Donald Trump’s election as the next president has created some expectation for relaxed regulation in several areas. But some industry observers believe oversight of BSA and anti-money-laundering compliance is unlikely to let up.

A rising number of banks of varying sizes are dealing with orders forcing them to add staff and improve systems tied to BSA and AML issues. M&T Bank, Fulton Financial, U.S. Bancorp and East West Bancorp have spent a combined 3,170 days — and counting — operating under some form of BSA/AML order.

Those mandates are driving up expenses for banks that have been flagged, while limiting how those institutions can expand via branch openings and bank acquisitions.

A heightened focus on BSA/AML compliance “is unlikely to abate,” Christopher McGratty, an analyst at Keefe, Bruyette & Woods, wrote in a recent note to clients. Any easing, he wrote, would “be modest.”

While rolling back portions of the Dodd-Frank Act could be viewed as a form of regulatory relief, enforcing BSA and AML often is associated with issues such as terrorism and drug trafficking that President-elect Trump has vowed to confront head on.

“The big question … is whether they will view bank secrecy and anti-money laundering as a regulatory burden, or whether they will view it as a national security and law enforcement issue,” said Ross Delston, a Washington lawyer who focuses on AML issues.

“Because of the makeup of the president-elect’s proposed cabinet … a lot of folks think the administration will come down on the national security/law enforcement side,” Delston said, adding that such an approach seems reasonable.

Bankers are clearly frustrated that so much attention is being placed on BSA enforcement. Only a fifth of bankers recently surveyed by KBW expressed a belief that the rules and procedures are clearly explained.

Regulators’ focus on BSA/AML has “taken a life of its own,” said Ted Peters, a former bank CEO who now runs Bluestone Financial Institutions Group, a hedge fund that invests in community banks. “For some reason, they’ve just got a bee in their bonnet about this thing.”

Peters said he believes regulators feel the need “to do something” because credit quality is holding up. Most banks fail because of poor loan quality, he said, adding that issues such as interest rate risk and cybersecurity should be higher priorities.
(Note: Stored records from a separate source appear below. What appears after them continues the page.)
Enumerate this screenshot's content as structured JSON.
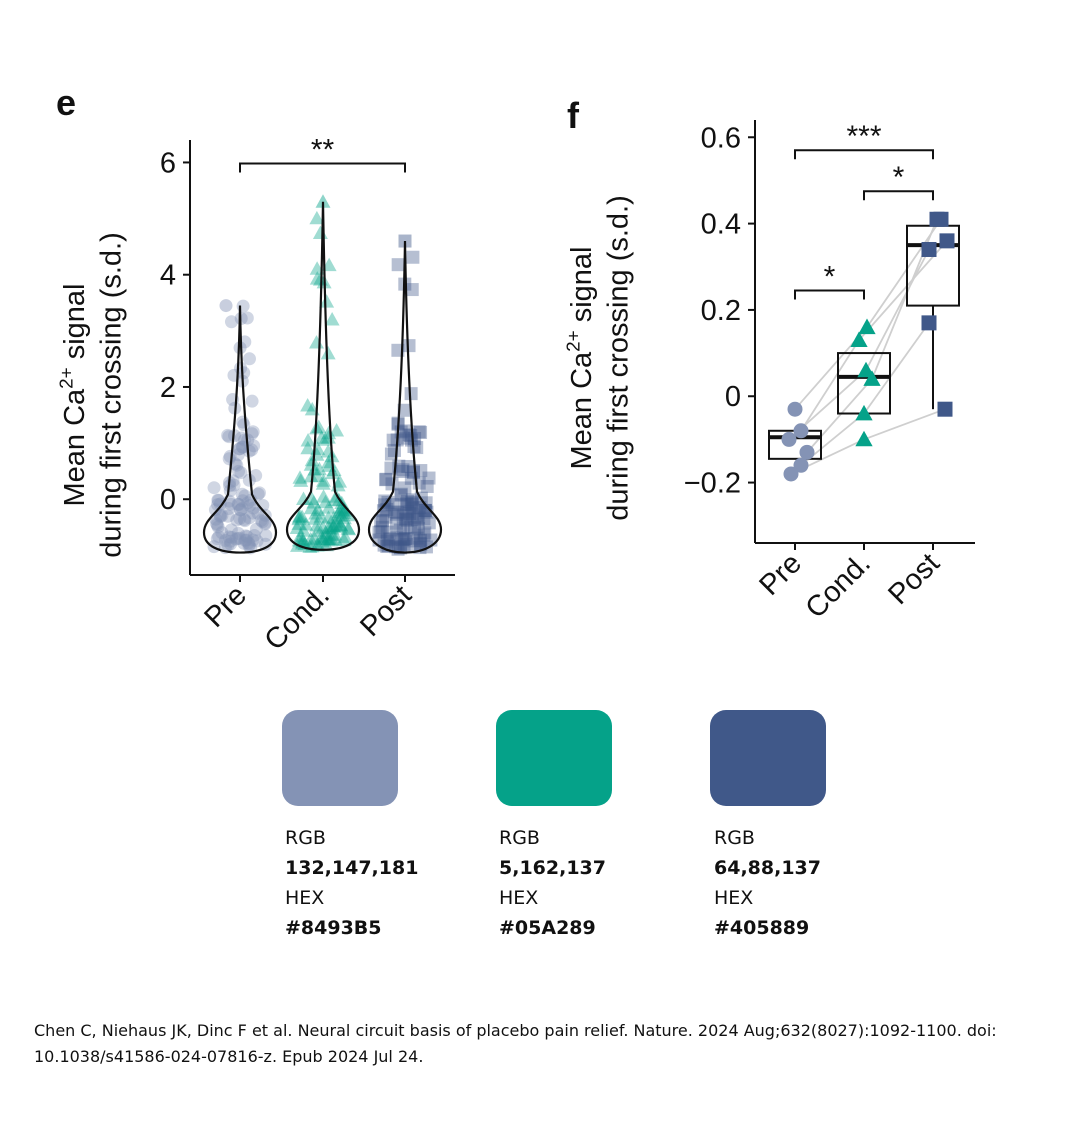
{
  "chart_data": [
    {
      "panel": "e",
      "type": "violin",
      "ylabel_line1": "Mean Ca",
      "ylabel_sup": "2+",
      "ylabel_line1_rest": " signal",
      "ylabel_line2": "during first crossing (s.d.)",
      "ylim": [
        -1.35,
        6.4
      ],
      "yticks": [
        0,
        2,
        4,
        6
      ],
      "categories": [
        "Pre",
        "Cond.",
        "Post"
      ],
      "colors": [
        "#8493B5",
        "#05A289",
        "#405889"
      ],
      "markers": [
        "circle",
        "triangle",
        "square"
      ],
      "series": [
        {
          "name": "Pre",
          "min": -0.95,
          "max": 3.45,
          "median": -0.45
        },
        {
          "name": "Cond.",
          "min": -0.9,
          "max": 5.3,
          "median": -0.4
        },
        {
          "name": "Post",
          "min": -0.95,
          "max": 4.6,
          "median": -0.4
        }
      ],
      "significance": [
        {
          "from": "Pre",
          "to": "Post",
          "label": "**",
          "y": 6.0
        }
      ]
    },
    {
      "panel": "f",
      "type": "box_with_paired_points",
      "ylabel_line1": "Mean Ca",
      "ylabel_sup": "2+",
      "ylabel_line1_rest": " signal",
      "ylabel_line2": "during first crossing (s.d.)",
      "ylim": [
        -0.34,
        0.64
      ],
      "yticks": [
        -0.2,
        0,
        0.2,
        0.4,
        0.6
      ],
      "ytick_labels": [
        "−0.2",
        "0",
        "0.2",
        "0.4",
        "0.6"
      ],
      "categories": [
        "Pre",
        "Cond.",
        "Post"
      ],
      "colors": [
        "#8493B5",
        "#05A289",
        "#405889"
      ],
      "boxes": [
        {
          "name": "Pre",
          "q1": -0.145,
          "median": -0.095,
          "q3": -0.08,
          "whisker_low": -0.145,
          "whisker_high": -0.08
        },
        {
          "name": "Cond.",
          "q1": -0.04,
          "median": 0.045,
          "q3": 0.1,
          "whisker_low": -0.04,
          "whisker_high": 0.1
        },
        {
          "name": "Post",
          "q1": 0.21,
          "median": 0.35,
          "q3": 0.395,
          "whisker_low": -0.03,
          "whisker_high": 0.395
        }
      ],
      "paired_points": [
        [
          -0.03,
          0.16,
          0.41
        ],
        [
          -0.08,
          0.13,
          0.36
        ],
        [
          -0.1,
          0.06,
          0.34
        ],
        [
          -0.13,
          0.04,
          0.41
        ],
        [
          -0.16,
          -0.04,
          0.17
        ],
        [
          -0.18,
          -0.1,
          -0.03
        ]
      ],
      "significance": [
        {
          "from": "Pre",
          "to": "Post",
          "label": "***",
          "y": 0.57
        },
        {
          "from": "Cond.",
          "to": "Post",
          "label": "*",
          "y": 0.475
        },
        {
          "from": "Pre",
          "to": "Cond.",
          "label": "*",
          "y": 0.245
        }
      ]
    }
  ],
  "swatches": [
    {
      "rgb_label": "RGB",
      "rgb": "132,147,181",
      "hex_label": "HEX",
      "hex": "#8493B5",
      "color": "#8493B5"
    },
    {
      "rgb_label": "RGB",
      "rgb": "5,162,137",
      "hex_label": "HEX",
      "hex": "#05A289",
      "color": "#05A289"
    },
    {
      "rgb_label": "RGB",
      "rgb": "64,88,137",
      "hex_label": "HEX",
      "hex": "#405889",
      "color": "#405889"
    }
  ],
  "citation": "Chen C, Niehaus JK, Dinc F et al. Neural circuit basis of placebo pain relief. Nature. 2024 Aug;632(8027):1092-1100. doi: 10.1038/s41586-024-07816-z. Epub 2024 Jul 24."
}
Representatives for the Federal Reserve, Office of the Comptroller of the Currency and Federal Deposit Insurance Corp. declined to comment.

There is a need to keep an eye out for illegal customer behavior, said Jim Dowling, a managing director of Dowling Advisory Group in Pasadena, Calif., adding that it seems unlikely that BSA/AML oversight will be eased in the foreseeable future.

“I don’t think anyone is going to [discontinue] … efforts in the area of preventing money laundering and funding of terrorism,” Dowling said.